Riscaldamento globale e cambiamenti climatici

È dal fronte dei valori climatici che giungono allarmanti conferme rispetto alle previsioni. Il report emesso dal WMO alle soglie della COP23 afferma che «con ogni probabilità il 2017 sarà uno dei tre anni più caldi di sempre», confermando in questo modo l’inesorabile trend del riscaldamento già stabilito dalle statistiche: dall’inizio delle rilevazioni meteorologiche (1880), 16 dei 17 anni più caldi – ad esclusione del 1983 – sono stati quelli dal 2001 in poi2.

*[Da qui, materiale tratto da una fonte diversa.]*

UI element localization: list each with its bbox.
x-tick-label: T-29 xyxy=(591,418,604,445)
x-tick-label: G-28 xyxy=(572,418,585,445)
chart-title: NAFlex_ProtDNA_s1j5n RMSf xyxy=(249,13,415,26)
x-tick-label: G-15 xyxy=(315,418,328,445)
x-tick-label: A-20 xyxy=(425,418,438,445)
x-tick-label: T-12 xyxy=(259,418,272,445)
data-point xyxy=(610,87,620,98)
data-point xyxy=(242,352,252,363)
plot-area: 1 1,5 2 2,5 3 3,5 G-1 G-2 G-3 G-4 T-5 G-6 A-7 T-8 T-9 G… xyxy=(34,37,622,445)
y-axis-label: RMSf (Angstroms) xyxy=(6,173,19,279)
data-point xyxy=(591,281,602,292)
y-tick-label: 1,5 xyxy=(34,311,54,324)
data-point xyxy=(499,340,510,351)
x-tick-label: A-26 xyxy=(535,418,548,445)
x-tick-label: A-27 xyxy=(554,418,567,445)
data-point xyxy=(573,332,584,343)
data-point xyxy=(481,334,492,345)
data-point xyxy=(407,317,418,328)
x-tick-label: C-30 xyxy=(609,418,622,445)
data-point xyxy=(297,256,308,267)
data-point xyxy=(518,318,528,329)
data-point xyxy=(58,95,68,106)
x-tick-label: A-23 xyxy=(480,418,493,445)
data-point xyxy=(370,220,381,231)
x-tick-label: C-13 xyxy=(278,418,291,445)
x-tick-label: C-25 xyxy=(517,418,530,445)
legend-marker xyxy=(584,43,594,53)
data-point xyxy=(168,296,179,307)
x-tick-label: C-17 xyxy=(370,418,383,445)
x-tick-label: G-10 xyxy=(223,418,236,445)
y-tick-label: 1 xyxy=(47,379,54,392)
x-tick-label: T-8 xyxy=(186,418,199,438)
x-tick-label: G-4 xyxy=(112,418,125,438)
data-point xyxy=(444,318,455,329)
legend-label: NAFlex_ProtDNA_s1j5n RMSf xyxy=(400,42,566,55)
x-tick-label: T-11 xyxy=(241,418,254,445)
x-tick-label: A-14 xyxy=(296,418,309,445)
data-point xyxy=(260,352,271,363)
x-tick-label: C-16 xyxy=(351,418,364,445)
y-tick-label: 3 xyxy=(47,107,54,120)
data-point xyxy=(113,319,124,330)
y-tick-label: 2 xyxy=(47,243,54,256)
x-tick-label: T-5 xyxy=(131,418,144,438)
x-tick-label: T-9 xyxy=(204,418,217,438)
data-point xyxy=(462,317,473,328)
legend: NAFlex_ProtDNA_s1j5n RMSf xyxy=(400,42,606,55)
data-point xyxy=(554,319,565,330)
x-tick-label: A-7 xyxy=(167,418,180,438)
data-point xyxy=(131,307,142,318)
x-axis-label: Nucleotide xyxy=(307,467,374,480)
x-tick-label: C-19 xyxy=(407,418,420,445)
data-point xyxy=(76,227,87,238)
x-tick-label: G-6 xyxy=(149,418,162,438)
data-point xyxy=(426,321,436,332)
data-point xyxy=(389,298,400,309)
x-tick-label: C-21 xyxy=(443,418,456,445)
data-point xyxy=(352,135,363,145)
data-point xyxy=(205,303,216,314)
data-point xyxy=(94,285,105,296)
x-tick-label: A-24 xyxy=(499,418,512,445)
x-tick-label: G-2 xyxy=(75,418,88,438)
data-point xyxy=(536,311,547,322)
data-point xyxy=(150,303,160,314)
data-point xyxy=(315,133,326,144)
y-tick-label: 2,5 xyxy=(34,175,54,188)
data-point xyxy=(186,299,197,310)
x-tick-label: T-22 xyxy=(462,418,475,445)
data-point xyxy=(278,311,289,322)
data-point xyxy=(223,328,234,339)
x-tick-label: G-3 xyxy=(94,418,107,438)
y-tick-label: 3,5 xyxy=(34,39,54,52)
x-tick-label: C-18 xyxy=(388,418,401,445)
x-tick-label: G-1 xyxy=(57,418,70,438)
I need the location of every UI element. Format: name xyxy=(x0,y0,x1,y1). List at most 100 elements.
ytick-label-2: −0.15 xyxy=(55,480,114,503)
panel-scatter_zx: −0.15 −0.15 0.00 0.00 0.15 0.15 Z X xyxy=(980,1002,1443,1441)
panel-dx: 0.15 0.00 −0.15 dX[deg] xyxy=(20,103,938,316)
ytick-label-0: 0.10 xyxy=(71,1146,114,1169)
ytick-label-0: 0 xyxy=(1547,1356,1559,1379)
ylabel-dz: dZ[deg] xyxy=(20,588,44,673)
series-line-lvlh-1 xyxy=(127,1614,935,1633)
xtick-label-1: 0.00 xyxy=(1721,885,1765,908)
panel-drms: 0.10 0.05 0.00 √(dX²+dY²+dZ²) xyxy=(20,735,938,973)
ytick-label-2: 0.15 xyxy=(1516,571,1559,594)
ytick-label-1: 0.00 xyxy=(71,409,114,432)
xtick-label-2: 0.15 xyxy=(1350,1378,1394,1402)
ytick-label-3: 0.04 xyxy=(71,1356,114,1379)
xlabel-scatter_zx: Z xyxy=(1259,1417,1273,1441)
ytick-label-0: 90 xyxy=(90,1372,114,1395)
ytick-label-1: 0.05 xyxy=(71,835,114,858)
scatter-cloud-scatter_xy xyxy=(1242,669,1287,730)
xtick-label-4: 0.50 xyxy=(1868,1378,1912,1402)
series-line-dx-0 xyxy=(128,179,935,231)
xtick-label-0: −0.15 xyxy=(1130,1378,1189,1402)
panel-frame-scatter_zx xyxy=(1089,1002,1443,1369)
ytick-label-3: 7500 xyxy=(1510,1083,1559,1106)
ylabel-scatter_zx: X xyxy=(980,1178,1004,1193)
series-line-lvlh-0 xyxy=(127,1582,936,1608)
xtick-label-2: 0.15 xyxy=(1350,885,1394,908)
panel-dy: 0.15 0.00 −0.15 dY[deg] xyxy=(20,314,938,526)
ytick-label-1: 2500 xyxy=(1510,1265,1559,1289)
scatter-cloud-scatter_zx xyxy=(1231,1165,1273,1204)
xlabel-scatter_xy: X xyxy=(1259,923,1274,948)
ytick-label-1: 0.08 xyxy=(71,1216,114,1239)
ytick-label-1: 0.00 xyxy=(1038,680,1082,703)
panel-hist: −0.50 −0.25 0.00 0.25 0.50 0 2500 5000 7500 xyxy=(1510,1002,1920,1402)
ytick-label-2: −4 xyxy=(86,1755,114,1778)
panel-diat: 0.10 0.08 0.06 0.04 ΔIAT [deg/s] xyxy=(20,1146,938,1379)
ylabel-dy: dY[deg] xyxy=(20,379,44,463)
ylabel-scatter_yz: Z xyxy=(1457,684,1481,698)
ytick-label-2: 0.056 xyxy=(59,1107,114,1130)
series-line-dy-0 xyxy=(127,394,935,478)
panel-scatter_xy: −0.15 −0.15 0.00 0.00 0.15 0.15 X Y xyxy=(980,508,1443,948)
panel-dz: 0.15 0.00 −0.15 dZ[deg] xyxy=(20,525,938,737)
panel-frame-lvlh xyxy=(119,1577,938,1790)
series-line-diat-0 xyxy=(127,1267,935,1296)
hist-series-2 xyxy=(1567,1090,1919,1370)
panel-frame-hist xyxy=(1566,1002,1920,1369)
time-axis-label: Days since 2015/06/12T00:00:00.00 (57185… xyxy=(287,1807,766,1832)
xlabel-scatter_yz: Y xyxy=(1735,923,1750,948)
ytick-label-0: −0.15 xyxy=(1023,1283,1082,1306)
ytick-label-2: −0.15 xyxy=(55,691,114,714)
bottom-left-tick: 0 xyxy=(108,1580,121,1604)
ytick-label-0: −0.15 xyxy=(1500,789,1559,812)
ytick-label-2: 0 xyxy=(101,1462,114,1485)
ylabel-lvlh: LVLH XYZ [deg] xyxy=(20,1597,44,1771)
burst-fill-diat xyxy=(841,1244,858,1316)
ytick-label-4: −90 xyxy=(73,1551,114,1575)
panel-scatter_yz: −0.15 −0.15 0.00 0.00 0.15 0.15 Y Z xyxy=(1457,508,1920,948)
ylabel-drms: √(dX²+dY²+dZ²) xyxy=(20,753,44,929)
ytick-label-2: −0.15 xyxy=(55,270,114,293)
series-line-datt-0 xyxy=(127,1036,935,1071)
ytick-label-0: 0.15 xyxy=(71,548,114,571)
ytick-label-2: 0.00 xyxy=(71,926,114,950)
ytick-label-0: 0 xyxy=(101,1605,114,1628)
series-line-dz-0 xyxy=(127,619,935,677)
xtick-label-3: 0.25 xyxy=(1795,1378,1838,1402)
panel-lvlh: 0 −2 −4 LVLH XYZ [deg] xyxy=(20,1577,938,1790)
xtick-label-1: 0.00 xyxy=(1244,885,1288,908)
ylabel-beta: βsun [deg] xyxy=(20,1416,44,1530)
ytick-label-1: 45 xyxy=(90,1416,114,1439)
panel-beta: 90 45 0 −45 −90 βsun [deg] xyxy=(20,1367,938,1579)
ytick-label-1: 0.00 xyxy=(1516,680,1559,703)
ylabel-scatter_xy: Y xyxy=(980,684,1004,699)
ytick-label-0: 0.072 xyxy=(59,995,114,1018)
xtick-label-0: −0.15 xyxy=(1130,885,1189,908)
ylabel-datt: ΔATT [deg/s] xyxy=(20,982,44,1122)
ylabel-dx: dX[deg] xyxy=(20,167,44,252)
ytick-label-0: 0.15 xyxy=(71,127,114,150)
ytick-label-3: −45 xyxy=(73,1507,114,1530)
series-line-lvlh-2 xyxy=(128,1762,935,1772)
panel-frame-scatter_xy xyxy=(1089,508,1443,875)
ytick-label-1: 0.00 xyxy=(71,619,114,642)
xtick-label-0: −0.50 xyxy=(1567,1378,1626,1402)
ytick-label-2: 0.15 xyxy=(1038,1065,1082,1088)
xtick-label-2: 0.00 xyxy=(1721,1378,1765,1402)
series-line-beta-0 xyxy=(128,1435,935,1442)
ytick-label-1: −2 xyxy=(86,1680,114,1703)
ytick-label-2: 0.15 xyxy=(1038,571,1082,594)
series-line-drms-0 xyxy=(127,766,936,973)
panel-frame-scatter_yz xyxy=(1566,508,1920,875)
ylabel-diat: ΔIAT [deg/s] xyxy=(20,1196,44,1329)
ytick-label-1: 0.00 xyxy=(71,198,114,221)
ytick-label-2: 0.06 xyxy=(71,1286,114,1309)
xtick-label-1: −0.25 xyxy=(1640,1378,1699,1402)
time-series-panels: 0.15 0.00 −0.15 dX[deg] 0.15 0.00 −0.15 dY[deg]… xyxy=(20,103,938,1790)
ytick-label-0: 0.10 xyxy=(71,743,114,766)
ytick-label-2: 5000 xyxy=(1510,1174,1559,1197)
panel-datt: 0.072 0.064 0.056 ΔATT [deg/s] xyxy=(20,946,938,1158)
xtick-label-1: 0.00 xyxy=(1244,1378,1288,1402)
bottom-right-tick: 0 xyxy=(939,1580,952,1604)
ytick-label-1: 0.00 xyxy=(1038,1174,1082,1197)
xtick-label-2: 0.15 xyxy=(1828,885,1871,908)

Ovviamente i dati diffusi dagli istituti di ricerca si riferiscono al sistema Terra nel suo complesso, senza prendere in considerazione le implicazioni locali dei fenomeni in atto, che purtroppo talvolta si palesano attraverso drammatiche anomalie meteorologiche (con conseguenti effetti devastanti sull’ambiente e le persone). Negli ultimi anni infatti, in numerose regioni terrestri è stato riscontrato un sensibile incremento di eventi climatici estremi quali uragani e inondazioni catastrofiche, bombe d’acqua e piogge torrentizie, ondate di calore e siccità da record, scioglimento delle calotte polari e innalzamento del livello degli oceani.

Secondo i dati del WMO, l’intervallo gennaio-settembre 2017 è stato caratterizzato da una temperatura media globale di circa 1,1 °C al di sopra del livello preindustriale. Varie zone dell’Europa meridionale – fra cui l’Italia – del Nord Africa, dell’Africa orientale e meridionale, della Russia asiatica e della Cina hanno raggiunto temperature massime senza precedenti. Gli Stati Uniti nordoccidentali e il Canada occidentale, al contrario, hanno registrato temperature più basse rispetto alla media del trentennio 1981-2010.